Chairman of the Presidium of the Supreme Soviet of the Latvian SSR
- In office March 10, 1952 – November 27, 1959
- Preceded by: Augusts Kirhenšteins
- Succeeded by: Jānis Kalnbērziņš

Personal details
- Born: August 31, 1905 Ogre Municipality, Russian Empire
- Died: August 15, 1987 (aged 81) Riga, then part of Latvian SSR, Soviet Union
- Party: Communist Party of the Soviet Union
- Other political affiliations: Communist Party of Latvia
- Profession: Journalist

= Kārlis Ozoliņš (politician) =

Latvian politician (1905–1987)

Kārlis Ozoliņš (August 31, 1905 – August 15, 1987) was a Latvian Soviet politician and journalist.

== Biography ==
Ozoliņš was born in to a poor peasant family. He became a member of social democratic organizations from his teenage years.

From 1924 he was involved in anti-state activities and joined the Communist Party of Latvia in 1926. In 1927 he was arrested and sentenced to three years in prison for the distribution of communist propaganda.

After his release, he became a professional revolutionary, led a college of propagandists and worked as a secretary of the underground Riga party committee. He was arrested for the second time and served a prison sentence and spent a total of ten years behind bars.

After the annexation of Latvia to the Soviet Union in 1940 he worked in the apparatus of the Central Committee of the Communist Party of Latvia and became the executive editor of the newspaper Cīņa.
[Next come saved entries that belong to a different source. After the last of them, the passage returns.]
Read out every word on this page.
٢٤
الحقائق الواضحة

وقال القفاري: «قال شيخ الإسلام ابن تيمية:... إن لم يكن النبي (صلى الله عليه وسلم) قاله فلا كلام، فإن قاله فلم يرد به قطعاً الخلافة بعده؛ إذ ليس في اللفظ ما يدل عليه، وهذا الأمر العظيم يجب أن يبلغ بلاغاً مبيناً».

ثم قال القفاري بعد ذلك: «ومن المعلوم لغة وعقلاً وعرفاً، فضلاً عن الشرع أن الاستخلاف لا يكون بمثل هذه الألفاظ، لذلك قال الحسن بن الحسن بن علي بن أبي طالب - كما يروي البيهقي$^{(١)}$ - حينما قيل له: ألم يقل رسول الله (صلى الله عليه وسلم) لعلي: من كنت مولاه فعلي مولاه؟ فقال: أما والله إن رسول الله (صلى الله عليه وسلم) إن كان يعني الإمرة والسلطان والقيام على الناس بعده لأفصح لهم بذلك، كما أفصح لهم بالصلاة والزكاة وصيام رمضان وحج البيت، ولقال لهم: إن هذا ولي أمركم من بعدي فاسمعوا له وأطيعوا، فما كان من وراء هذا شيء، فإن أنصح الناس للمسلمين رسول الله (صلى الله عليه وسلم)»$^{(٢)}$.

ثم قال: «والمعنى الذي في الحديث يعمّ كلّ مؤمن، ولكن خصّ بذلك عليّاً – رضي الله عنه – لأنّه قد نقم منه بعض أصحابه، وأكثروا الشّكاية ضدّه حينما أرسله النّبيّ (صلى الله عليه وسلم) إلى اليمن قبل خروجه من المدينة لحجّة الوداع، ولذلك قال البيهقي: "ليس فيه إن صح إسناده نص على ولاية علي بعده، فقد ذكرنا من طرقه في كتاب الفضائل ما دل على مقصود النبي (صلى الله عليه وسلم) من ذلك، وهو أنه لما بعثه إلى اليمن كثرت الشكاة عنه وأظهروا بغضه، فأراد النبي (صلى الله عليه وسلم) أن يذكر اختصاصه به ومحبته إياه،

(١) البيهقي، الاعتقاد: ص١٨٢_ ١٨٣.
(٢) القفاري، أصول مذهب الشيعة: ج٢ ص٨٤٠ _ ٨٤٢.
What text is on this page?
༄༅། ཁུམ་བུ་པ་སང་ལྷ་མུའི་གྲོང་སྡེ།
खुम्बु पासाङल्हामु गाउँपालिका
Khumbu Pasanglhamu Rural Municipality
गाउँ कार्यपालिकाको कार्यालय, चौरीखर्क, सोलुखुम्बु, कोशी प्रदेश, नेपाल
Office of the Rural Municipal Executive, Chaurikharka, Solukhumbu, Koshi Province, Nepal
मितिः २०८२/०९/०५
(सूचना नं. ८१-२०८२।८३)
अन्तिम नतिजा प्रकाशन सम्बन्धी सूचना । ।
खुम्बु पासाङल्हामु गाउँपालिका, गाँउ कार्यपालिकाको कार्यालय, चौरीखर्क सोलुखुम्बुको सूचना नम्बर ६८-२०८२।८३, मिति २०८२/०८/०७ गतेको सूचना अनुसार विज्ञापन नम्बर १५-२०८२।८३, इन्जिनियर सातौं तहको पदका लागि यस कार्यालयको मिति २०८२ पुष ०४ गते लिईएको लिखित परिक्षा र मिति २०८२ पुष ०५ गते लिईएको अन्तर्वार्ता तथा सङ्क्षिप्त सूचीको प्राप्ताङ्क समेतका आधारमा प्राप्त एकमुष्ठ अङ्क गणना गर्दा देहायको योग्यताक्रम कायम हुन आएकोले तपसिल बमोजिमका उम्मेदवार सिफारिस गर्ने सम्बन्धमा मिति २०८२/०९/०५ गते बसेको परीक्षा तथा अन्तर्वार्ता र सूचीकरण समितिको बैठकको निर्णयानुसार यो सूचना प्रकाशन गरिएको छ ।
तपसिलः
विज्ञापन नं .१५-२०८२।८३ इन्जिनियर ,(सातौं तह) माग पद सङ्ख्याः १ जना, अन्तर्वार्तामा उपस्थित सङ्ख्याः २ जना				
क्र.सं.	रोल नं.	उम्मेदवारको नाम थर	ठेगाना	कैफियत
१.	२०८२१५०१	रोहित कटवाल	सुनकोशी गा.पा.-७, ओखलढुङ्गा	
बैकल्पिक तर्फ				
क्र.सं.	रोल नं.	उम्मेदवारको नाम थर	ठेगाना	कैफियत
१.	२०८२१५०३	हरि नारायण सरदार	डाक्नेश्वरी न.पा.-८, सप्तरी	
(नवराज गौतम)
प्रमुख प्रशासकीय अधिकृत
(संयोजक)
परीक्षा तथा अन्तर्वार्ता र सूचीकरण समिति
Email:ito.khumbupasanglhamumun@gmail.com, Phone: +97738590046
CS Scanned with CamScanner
He was elected a member of the Central Committee and Politburo of the Communist Party of Latvia.

During the Great Patriotic War, he led the task force of the Central Committee of the Communist Party of Latvia for the organization of underground anti-fascist formations and partisan movements in the occupied republic and was responsible for the publication of the newspaper "For Soviet Latvia".

After the liberation of Latvia he continued to edit the newspaper of the LCP and became a secretary of the Central Committee. He was member of the Union of Latvian Writers.

From 1951 to 1952 deputy and from 1952 to 1959 he was Chairman of the Supreme Soviet of the Latvian SSR.

After the persecution of the "national communists" Ozoliņš was removed from his posts and demoted.

Until 1961 he once again served as deputy chairman of the Supreme Soviet.